For the second time in as many races Marc Marquez (Repsol Honda Team RC213V) entertained hundreds of millions of MotoGP fans around the world with a thrilling battle for MotoGP victory, only to lose out at the very last corner.
The reigning MotoGP World Champion’s hard-fought second place nonetheless increased his lead in this year’s points chase. the result was his 88th premier-class podium finish, which makes him the sport’s equal most successful podium finisher, alongside 1960s and 1970s legend Giacomo Agostini. With 12 of 19 races done Marquez leads the Riders World Championship by 78 points from Andrea Dovizioso.
Meanwhile Honda improved its advantage in the Constructors World Championship to lead the series by 45 points. This year the company aims to continue its record-breaking progress with a 25th crown in the 40 years since it returned to Grand Prix racing at the 1979 British Grand Prix.
Today Marquez’s great rival was compatriot Alex Rins. The pair dominated the race from the early laps, following a turn-one incident in which fourth-fastest Fabio Quartararo crashed out, taking with him Dovizioso, who two weeks ago in Austria beat Marquez by two tenths of a second after another breath-taking battle.
Starting from pole from the 60th time in MotoGP, Marquez led most of this afternoon’s race, trying to escape Rins. But in the end he had to fight a straight duel for victory with the youngster who seemed have more grip from his tires in the crucial final stages. At the end of the penultimate lap Rins rode around Marquez at the final corner to take the lead. But Marquez immediately counter-attacked, regaining the advantage at turn one. He stayed there until the final meters of the last lap, when he had a high-speed front-end scare, which allowed Rins to take him on the inside at the last corner, with mere meters to go.
At the checkered flag the pair were separated by just 0.013 seconds, making this the fourth-closest premier-class Grand Prix finish since the World Championships started in 1949.
Marquez always races to win, despite his huge series lead, but despite his disappointment with today’s final result he was happy that his latest battle had entertained the sun-blessed Silverstone crowd. He has won six of the 12 races so far this year and now has seven races left in which to secure his sixth MotoGP crown in the seven seasons he’s raced in the category.
His next duty is a pre-race test at Misano, where he will try various technical settings and parts upgrades before the next race, as HRC engineers continue their never-ending quest to improve machine performance.
Marquez wasn’t the only Honda rider hoping to be in the mix for a podium finish today. Local hero Cal Crutchlow (LCR Honda CASTROL RC213V) had high hopes of a top-three result, but it wasn’t to be. The 33-year-old Briton has started from pole here and finished on the podium here in recent years, but today’s race was compromised by a third-row start, the result of a minor tumble during yesterday’s qualifying session.
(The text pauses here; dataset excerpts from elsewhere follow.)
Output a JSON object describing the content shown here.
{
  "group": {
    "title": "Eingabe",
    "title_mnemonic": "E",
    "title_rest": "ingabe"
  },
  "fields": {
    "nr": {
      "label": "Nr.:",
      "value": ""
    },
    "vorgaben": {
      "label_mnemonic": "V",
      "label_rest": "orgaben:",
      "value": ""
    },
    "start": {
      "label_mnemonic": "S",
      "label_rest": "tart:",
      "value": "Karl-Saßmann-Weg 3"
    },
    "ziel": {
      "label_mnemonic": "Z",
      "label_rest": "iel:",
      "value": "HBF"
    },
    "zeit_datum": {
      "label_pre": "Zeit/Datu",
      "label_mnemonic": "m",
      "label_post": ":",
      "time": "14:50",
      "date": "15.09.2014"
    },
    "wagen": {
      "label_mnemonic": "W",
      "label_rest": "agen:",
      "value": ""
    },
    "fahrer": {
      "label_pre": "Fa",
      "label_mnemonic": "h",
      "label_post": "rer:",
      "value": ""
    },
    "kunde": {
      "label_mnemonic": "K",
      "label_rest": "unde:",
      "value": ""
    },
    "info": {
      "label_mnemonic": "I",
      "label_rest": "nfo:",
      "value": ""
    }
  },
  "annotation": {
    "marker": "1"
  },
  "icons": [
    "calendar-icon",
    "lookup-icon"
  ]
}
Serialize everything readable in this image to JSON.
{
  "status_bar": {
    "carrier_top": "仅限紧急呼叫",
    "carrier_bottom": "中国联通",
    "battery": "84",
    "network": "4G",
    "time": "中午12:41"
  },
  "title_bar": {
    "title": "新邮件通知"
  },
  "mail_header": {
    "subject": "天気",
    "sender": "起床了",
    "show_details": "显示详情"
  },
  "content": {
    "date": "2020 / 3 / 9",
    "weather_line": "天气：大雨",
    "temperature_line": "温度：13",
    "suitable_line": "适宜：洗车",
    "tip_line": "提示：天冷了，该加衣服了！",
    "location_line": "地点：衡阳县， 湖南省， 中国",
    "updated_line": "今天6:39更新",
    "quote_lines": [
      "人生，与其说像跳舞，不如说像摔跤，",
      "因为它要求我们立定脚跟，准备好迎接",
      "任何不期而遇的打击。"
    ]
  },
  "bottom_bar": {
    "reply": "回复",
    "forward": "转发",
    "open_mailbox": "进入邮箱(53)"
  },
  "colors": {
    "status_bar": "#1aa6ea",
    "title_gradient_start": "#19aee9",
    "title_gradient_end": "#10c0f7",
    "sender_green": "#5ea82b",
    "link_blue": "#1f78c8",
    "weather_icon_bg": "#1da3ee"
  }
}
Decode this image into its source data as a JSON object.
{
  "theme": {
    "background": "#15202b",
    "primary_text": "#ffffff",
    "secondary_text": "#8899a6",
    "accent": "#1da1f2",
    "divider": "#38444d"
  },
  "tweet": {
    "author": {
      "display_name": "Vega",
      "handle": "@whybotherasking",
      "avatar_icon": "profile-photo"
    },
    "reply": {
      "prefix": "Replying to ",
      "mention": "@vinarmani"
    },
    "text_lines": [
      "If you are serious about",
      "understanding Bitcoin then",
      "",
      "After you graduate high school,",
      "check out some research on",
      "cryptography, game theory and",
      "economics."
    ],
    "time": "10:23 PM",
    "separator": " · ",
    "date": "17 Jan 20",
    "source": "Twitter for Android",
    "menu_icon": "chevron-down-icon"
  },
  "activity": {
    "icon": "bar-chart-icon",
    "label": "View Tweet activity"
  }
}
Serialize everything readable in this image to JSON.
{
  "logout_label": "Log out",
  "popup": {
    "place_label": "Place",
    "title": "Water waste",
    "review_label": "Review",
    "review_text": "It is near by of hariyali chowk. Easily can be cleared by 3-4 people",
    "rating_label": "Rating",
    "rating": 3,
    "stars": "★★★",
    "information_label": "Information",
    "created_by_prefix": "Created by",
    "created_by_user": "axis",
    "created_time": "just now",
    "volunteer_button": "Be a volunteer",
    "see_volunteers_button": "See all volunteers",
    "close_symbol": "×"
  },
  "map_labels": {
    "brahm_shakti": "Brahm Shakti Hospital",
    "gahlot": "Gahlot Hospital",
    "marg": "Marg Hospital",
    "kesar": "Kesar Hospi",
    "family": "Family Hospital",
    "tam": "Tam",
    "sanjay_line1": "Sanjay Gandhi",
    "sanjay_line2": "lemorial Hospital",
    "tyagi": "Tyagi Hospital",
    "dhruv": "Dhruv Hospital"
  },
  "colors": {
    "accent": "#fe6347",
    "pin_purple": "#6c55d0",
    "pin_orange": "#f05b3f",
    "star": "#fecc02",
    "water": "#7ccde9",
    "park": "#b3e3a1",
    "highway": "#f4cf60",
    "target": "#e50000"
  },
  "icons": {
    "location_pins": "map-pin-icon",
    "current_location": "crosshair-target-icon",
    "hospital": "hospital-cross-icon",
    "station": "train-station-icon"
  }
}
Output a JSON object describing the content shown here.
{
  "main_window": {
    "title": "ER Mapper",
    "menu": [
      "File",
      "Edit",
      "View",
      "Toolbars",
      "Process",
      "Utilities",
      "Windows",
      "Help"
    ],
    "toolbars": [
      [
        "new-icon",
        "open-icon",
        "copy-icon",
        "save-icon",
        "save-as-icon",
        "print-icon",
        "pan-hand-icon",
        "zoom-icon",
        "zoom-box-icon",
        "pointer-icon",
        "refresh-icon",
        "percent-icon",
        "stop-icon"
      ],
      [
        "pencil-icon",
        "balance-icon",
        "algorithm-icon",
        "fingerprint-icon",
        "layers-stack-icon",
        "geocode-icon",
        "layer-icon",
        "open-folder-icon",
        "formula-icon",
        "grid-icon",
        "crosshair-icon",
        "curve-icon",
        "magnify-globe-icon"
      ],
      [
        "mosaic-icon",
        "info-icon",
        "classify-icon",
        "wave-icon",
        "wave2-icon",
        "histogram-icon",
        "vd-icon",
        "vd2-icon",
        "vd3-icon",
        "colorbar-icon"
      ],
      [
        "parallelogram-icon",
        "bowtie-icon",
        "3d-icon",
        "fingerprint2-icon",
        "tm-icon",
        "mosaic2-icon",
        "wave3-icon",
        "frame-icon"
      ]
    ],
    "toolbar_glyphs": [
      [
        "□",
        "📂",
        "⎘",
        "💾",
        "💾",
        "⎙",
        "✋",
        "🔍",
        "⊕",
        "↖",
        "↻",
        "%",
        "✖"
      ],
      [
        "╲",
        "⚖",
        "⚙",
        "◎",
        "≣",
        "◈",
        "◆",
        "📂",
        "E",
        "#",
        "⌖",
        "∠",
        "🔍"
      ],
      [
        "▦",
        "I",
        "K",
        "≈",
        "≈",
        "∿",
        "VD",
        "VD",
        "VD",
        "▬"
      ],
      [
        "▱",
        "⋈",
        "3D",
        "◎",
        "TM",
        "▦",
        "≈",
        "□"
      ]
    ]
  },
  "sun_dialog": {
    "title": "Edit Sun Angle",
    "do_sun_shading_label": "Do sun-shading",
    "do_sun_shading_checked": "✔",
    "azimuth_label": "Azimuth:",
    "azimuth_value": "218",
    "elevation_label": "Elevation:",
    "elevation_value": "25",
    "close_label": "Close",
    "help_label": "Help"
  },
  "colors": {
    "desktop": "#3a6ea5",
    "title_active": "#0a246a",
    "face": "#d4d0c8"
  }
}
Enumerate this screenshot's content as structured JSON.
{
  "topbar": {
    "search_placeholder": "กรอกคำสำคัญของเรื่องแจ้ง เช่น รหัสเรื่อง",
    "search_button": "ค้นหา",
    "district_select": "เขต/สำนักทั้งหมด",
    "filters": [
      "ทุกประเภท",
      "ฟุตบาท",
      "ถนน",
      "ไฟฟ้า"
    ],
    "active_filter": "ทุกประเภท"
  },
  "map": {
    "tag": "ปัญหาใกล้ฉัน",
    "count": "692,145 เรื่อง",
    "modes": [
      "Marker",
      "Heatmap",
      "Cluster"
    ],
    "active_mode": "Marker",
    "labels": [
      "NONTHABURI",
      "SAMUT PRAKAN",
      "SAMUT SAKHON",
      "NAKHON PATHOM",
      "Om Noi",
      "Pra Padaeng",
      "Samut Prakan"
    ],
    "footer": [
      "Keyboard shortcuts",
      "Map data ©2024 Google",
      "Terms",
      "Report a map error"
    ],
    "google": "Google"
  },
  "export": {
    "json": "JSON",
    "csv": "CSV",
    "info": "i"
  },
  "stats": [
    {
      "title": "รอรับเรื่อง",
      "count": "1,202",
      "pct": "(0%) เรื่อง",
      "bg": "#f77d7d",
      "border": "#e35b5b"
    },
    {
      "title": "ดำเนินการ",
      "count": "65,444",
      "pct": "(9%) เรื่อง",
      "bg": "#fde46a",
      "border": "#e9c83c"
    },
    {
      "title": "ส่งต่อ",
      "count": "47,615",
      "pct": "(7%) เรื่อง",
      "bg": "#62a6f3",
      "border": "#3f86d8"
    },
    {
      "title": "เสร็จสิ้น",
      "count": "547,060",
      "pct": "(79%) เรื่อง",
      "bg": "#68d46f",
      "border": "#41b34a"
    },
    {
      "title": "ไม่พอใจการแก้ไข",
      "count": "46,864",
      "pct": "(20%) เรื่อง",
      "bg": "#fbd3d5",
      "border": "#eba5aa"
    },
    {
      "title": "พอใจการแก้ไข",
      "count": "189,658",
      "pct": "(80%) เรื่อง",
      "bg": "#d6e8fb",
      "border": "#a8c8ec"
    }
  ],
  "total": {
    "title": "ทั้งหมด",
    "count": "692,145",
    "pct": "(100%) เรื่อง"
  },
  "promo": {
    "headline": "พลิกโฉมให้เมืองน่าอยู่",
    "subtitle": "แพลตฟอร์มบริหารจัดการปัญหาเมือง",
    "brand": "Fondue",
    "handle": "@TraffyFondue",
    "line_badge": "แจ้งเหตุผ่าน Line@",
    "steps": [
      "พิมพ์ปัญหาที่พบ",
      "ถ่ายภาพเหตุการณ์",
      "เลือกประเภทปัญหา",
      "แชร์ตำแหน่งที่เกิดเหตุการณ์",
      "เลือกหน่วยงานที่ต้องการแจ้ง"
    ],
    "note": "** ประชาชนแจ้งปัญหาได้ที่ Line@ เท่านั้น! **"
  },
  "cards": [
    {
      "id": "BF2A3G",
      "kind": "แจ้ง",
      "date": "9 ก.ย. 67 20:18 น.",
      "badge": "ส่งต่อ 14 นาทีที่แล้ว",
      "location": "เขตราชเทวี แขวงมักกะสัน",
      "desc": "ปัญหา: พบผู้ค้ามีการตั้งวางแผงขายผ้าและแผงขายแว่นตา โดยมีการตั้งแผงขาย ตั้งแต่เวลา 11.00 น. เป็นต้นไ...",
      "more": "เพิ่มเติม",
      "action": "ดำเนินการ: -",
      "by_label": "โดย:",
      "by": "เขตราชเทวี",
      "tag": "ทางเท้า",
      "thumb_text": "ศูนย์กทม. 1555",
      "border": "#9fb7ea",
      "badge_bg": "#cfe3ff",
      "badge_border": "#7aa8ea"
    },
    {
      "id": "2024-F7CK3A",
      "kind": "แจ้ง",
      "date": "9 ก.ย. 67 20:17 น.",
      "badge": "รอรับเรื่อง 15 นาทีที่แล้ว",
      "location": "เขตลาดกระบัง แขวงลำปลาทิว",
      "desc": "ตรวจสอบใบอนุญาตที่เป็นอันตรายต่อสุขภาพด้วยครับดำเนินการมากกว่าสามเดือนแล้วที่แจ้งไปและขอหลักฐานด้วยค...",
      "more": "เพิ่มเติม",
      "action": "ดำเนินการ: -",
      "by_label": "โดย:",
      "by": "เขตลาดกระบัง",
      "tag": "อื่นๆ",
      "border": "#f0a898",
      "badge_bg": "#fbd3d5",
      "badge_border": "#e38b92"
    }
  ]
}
In the early laps of the race Crutchlow looked like he may be able to join the lead group, but he didn’t quite have front-running pace. The crowd favorite spent much of the race contesting fifth place with front-row starter Jack Miller, whom he beat by less than one second, both of them struggling with rear grip. This result keeps Crutchlow in the contest for top Independent Team Rider, with Miller and Quartararo.
Jorge Lorenzo (Repsol Honda Team RC213V) achieved his target at his return race, after an eight-week layoff following the back injuries he sustained during practice for June’s Dutch MotoGP round. The 32-year-old Spaniard is far from fully race fit due to lack of recent riding time, but he needed to return here to commence his step-by-step return to full strength. The three-times MotoGP World Champion finished the race in 14th position, gradually reducing his lap-time deficit to the leaders over the weekend. He hopes that his strength will now increase with each outing, starting with the upcoming Misano tests.
Takaaki Nakagami (LCR Honda IDEMITSU RC213V) was aiming to continue his remarkable run of top-ten results and looked like he would achieve another great finish here. The 27-year-old from Chiba was leading a group of top riders contesting eighth place when he slid off at one-third distance. The former Silverstone Moto2 winner bravely remounted his 2018-spec RC213V to continue the race, finally taking the flag in last place. He will be hoping for a better result next time out.
The next Grand Prix, the San Marino GP, takes on September 15 and is followed immediately by the Aragon round, in Spain, on September 22.